Yesterday, the Bardarbunga crisis celebrated its first month. As our readers have already remarked, the IMO has put out an update that summarises the earthquake data over the past month. In all, some 25,000 earthquakes have been registered by the automated system of which no less than 5,900 have been manually checked by a seismologist. That is approximately 200 earthquakes per day on average or eight quakes per hour, during “rush hour”, quite a few more. This is really quite a staggering achievement by the IMO!
Yesterday in an interview carried by Icelandic News Agency MBL , Volcanologist Ármann Höskuldsson said that the Holuhraun eruption is abating. This could indicate that the first scenario might be about to happen: “Subsidence of the Bárðarbunga caldera stops and the eruption on Holuhraun declines gradually.” However, at this stage no such conclusion can be drawn as the subsidence continues even if the eruption may seem to be in decline. However, the IMO today claims that “Measurements show that the lava field in Holuhraun continues to expand. There are no signs of decreasing lava production” and ” The subsidence of the Bardarbunga caldera continues with the rate of about 50 cm over the last 24 hours.”
If we look at what could possibly be one of the best clues available, the chemical composition of the lava, there are some interesting comparisons to be drawn with those for the 2010 Eyjafjallajökull. First, Holuhraun as released by the IMO on Friday, September 5th:
The four first samples in the table were taken from the lava erupted in Phase II of the current Holuhraun eruption. The last sample (HRW-04) is from pre-existing Holuhraun lava, i.e. from previous eruptions in the area. The key elements to look at are SiO2 and MgO. The percentage of SiO2 indicates how evolved the magma is. Juvenile, basaltic magma usually has an SiO2 content of around 45%. The first of the evolved magmas, Andesite, usually has an SiO2 content in the 55% – 60% range. The second, MgO, can give an indication as to how fresh from the astenosphere/mantle the magma is. However, this seems to vary slightly from location to location.

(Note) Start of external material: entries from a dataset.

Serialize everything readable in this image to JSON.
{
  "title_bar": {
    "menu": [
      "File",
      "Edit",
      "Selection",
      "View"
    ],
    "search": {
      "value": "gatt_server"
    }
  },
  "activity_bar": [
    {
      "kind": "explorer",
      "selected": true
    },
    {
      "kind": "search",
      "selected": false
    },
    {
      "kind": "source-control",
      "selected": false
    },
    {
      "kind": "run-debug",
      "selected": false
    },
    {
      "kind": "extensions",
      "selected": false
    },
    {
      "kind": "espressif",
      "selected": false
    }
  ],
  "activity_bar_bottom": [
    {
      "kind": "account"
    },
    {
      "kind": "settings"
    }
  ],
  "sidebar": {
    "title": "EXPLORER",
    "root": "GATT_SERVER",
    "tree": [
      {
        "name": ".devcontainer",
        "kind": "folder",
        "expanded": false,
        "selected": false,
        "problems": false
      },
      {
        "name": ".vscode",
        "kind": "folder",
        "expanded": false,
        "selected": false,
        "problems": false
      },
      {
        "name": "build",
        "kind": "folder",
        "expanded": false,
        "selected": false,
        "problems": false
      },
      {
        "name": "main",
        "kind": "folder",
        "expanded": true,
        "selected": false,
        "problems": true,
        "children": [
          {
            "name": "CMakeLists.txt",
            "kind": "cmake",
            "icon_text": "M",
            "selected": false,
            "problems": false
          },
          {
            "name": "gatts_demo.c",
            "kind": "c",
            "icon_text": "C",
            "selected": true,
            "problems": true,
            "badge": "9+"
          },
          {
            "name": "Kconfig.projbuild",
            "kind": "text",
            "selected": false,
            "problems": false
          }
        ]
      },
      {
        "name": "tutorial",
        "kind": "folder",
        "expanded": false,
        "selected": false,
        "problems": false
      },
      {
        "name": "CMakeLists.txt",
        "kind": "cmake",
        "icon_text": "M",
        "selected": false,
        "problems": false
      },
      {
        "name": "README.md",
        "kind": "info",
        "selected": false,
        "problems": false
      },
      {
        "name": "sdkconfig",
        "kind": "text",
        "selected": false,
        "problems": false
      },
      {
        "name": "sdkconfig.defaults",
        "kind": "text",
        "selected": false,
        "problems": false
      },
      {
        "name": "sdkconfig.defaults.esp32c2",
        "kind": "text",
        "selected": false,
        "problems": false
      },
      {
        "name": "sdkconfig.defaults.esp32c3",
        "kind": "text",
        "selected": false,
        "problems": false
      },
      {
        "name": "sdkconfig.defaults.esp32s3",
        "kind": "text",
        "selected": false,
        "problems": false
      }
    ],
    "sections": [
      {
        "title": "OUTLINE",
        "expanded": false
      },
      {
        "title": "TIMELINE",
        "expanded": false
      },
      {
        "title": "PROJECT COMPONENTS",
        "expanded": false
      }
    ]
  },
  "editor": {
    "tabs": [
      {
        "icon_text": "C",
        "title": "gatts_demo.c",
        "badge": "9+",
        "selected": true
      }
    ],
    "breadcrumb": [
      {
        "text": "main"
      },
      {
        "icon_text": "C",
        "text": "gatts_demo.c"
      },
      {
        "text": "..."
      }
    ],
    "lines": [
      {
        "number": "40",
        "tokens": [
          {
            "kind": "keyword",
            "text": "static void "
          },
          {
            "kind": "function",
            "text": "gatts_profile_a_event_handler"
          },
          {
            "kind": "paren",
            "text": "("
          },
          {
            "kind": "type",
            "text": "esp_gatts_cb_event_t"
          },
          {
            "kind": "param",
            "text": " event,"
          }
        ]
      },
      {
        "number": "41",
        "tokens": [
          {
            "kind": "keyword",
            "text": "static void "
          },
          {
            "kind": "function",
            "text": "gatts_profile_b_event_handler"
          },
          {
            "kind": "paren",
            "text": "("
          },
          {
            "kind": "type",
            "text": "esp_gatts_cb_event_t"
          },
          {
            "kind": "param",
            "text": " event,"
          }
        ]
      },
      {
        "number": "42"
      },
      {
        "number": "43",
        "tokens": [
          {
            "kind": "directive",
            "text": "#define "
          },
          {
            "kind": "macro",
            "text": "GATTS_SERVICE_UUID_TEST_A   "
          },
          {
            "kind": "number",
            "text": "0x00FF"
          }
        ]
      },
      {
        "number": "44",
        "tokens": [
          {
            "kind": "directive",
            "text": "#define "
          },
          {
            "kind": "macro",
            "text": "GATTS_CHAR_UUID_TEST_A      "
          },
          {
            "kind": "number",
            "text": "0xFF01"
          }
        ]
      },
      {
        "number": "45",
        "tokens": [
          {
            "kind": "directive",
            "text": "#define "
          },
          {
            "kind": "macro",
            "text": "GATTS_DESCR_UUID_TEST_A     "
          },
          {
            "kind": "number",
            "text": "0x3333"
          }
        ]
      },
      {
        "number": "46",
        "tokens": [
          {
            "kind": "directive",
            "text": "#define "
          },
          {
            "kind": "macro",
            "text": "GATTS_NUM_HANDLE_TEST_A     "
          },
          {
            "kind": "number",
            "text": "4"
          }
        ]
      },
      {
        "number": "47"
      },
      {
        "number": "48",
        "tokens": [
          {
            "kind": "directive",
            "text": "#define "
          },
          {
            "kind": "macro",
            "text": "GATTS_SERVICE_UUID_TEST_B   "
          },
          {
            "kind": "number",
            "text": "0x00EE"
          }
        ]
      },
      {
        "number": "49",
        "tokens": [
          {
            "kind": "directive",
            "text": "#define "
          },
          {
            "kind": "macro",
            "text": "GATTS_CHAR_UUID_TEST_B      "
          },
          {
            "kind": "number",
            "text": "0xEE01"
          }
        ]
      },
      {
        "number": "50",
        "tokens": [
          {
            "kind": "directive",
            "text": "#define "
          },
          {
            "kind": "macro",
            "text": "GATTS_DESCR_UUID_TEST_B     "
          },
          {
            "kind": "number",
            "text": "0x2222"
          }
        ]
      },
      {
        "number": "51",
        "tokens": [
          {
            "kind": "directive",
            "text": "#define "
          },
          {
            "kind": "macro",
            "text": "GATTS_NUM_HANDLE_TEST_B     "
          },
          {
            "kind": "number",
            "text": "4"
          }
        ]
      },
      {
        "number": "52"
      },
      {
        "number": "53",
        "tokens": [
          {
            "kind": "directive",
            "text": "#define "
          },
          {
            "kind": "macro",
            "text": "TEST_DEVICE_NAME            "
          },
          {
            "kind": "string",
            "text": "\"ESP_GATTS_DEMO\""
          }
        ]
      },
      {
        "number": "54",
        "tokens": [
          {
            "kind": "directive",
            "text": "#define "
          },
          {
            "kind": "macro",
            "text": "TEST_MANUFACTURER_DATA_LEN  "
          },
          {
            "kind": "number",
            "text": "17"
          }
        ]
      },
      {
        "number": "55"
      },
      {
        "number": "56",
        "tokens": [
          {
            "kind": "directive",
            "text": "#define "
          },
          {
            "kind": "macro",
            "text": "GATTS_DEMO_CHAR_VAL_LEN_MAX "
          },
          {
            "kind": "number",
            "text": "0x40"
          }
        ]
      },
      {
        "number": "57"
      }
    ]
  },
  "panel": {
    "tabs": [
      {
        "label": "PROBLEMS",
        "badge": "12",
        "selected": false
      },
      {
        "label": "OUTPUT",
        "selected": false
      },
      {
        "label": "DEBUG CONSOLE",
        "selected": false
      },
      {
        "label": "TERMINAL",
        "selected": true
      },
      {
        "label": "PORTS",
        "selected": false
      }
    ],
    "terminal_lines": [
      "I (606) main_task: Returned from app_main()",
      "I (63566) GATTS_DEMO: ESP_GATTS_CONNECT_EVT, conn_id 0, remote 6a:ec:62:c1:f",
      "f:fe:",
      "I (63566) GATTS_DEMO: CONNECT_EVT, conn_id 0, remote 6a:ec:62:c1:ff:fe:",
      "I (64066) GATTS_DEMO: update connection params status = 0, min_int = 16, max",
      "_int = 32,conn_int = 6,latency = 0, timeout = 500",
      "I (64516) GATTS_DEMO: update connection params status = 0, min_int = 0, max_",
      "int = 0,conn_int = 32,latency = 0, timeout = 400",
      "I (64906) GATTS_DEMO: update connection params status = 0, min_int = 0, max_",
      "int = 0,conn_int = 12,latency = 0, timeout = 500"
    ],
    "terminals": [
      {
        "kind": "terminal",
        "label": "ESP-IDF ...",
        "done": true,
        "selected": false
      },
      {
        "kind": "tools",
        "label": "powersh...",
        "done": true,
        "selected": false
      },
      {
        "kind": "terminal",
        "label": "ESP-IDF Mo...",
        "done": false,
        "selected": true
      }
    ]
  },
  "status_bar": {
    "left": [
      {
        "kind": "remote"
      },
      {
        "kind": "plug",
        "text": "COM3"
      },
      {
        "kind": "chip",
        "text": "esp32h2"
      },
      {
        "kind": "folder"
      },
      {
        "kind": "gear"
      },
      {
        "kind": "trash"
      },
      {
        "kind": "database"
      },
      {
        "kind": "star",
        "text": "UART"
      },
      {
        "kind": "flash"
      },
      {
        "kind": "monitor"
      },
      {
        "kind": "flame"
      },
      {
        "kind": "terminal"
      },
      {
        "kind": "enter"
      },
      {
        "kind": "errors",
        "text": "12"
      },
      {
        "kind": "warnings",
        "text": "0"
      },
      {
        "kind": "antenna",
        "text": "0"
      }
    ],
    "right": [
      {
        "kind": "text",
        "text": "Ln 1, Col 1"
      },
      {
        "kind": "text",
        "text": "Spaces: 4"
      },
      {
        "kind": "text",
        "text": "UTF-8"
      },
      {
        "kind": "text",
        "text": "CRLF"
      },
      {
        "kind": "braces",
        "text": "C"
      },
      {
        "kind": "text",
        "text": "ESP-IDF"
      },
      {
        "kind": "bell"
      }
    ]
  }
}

Now on to the Eyjafjallajökull samples from 2010:
As is readily apparent, the SiO2 content of the first fissure eruption at Fimvörduhals was substantially lower and consistent with juvenile basalt whereas the samples taken from the main eruption were basaltic-andesitic to andesitic in composition. The reverse is true for the MgO content, indicating that the Fimvörduhals eruption consisted of juvenile magma more or less directly from the astenosphere/mantle.
Volcanologists have mentioned the likelihood that the magma erupted this far at Holuhraun may be more evolved magmas that have been pushed out by the initial intrusion and subsequent continuing collapse at Bardarbunga, something that the above chemical analysis may support. Also, the report by Guðmundur Heiðar Guðfinnsson and Sigurður Jakobsson published by the IMO on Monday, September 8th, suggest this may be the case as they identify the magma as partially being “olivine-normative tholeiite” (0-5 wt% ol). The SEM analysis of some samples indicates that the (Holuhraun) erupted magma contains minor amount of plagioclase phenocrysts (<1%) and even scarcer olivine phenocrysts and they conclude that the lack of Fe-Ti oxides suggests that the samples had quenched before Fe-Ti oxides could form. As this is evidence of evolved magmas, it supports the conclusion that the magmas erupted this far are older and evolved magmas from the Bardarbunga magma reservoir. This view has been confirmed by the foremost theoretical volcanologist, Professor Haraldur Sigurðsson, on http://vulkan.blog.is/blog/vulkan/
Furthermore, the HRW-04 sample from a previous, older eruption is very similar to the recent ones. This indicates that the current modus operandi is not something new, that at least one previous eruption has followed the same pattern of a new intrusion pushing out older magmas from underneath Bardarbunga. This may be heartening news as the present subsidence of the caldera then most likely also is not a new feature, that it has happened at least once before without the entire system going into a full-scale caldera eruption and thus, that there is an improved chance of this not happening now. To judge by the current depth of the caldera, this must have happened several times previously. The salient question is if this time, the caldera will collapse far enough to trigger the ultimately inevitable great eruption.
Thus the long wait begins. Just how long is anyone’s guess.
Henrik (a.k.a. Pyrite)
Only the IMO and the Allmannavarnir can issue volcanic warnings and only London VAAC can issue Flight Warnings.
We know a few wish to go there right now. But, remember to stay on the where the wind is not blowing, this is a very gassy eruption high in SO2. Even one breath of the exhaust could kill you, so please respect any and all warnings from the appropriate Icelandic authorities!